De bouwgrenzen mogen, in afwijking van het op de verbeelding en/of in hoofdstuk 2 bepaalde, uitsluitend worden overschreden door:
  1. tot gebouwen behorende stoepen, stoeptreden, trappen(huizen), galerijen, hellingbanen, funderingen, balkons, veranda's, en afdaken, mits de overschrijding niet meer dan 1 m bedraagt;
  2. andere ondergeschikte onderdelen van gebouwen als goot- en kroonlijsten, gevellijsten, pilasters, plinten, gevelversieringen, ventilatiekanalen, schoorstenen, kozijnen, dorpels en afvoerpijpen voor hemelwater, mits de overschrijding niet meer dan 1 m bedraagt. 

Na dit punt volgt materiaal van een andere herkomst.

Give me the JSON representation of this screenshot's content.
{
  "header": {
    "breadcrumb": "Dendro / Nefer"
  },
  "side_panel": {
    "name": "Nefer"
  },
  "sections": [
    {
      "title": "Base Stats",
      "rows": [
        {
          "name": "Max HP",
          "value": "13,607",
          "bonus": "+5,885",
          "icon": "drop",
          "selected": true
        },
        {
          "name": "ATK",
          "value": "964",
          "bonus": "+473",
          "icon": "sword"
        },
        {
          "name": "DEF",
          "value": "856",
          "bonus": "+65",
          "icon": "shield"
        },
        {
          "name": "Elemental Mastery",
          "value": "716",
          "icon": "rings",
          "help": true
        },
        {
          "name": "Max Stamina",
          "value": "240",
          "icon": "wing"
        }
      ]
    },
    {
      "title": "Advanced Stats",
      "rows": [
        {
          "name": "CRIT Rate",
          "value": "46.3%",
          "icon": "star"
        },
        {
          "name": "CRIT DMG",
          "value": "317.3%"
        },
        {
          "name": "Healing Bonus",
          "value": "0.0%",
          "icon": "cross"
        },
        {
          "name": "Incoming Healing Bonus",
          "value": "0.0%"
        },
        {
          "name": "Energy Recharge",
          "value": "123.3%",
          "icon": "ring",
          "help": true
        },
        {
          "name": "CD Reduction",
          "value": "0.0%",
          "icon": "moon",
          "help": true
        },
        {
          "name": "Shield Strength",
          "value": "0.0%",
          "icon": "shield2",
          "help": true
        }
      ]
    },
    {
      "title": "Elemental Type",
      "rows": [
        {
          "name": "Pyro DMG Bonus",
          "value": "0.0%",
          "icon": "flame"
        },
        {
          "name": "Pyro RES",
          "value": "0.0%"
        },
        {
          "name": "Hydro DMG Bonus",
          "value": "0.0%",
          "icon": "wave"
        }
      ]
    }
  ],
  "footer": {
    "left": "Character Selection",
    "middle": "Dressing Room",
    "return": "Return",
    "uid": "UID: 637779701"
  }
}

6.3 Verwijzing naar andere wettelijke regelingen
 
Waar in dit plan wordt verwezen naar andere wettelijke regelingen, wordt daarbij uitgegaan van de tekst, zoals deze luidt op het tijdstip waarop het bestemmingsplan in ontwerp ter inzage is gelegd.
Artikel 7 Uitsluiting aanvullende werking bouwverordening
 
De voorschriften van de Bouwverordening ten aanzien van onderwerpen van stedenbouwkundige aard blijven overeenkomstig het gestelde in artikel 9 lid 2 van de Woningwet buiten toepassing, behoudens ten aanzien van de volgende onderwerpen:    
  1. de bereikbaarheid van gebouwen voor wegverkeer;
  2. de bereikbaarheid van gebouwen voor gehandicapten;
  3. het bouwen bij hoogspanningsleidingen en ondergrondse hoofdtransportleidingen;
  4. de parkeergelegenheid en laad- en losmogelijkheden;
  5. de ruimte tussen bouwwerken.
Artikel 8 Algemene afwijkingsregels
 
8.1
Burgemeester en wethouders zijn bevoegd bij omgevingsvergunning af te wijken van de desbetreffende bepalingen van de regels voor het bouwen van bouwwerken voor het openbare nut:
  1. niet voor bewoning bestemde gebouwen, waarbij de inhoud niet meer mag bedragen dan 50 m³ en de goothoogte niet meer mag bedragen dan 3 m, gasdrukregel- en gasdrukmeetstations uitgezonderd;
  2. bouwwerken, geen gebouwen zijnde, zoals ondergrondse en bovengrondse vuilcontainers, mits de grondoppervlakte zowel boven- als ondergronds niet meer bedraagt dan 5 m² en de hoogte niet meer dan 1,5 m bedraagt.
8.2
Burgemeester en wethouders zijn bevoegd bij omgevingsvergunning af te wijken van de desbetreffende regels van het plan, voor:
  1. afwijkingen van de aangegeven maten, met een maximum van 10%;
  2. een afwijking op ondergeschikte punten van de begrenzing van de bestemmingen, indien zulks in het belang is van het verkeer of noodzakelijk is voor een behoorlijke inrichting van het terrein, dan wel de noodzaak daartoe blijkt bij uitzetting van het plan in het terrein, mits de afwijking niet meer bedraagt dan 3 m;
  3. bouwwerken, geen gebouwen zijnde, zoals beeldende kunstobjecten en dergelijke tot een maximum bouwhoogte van 10 m.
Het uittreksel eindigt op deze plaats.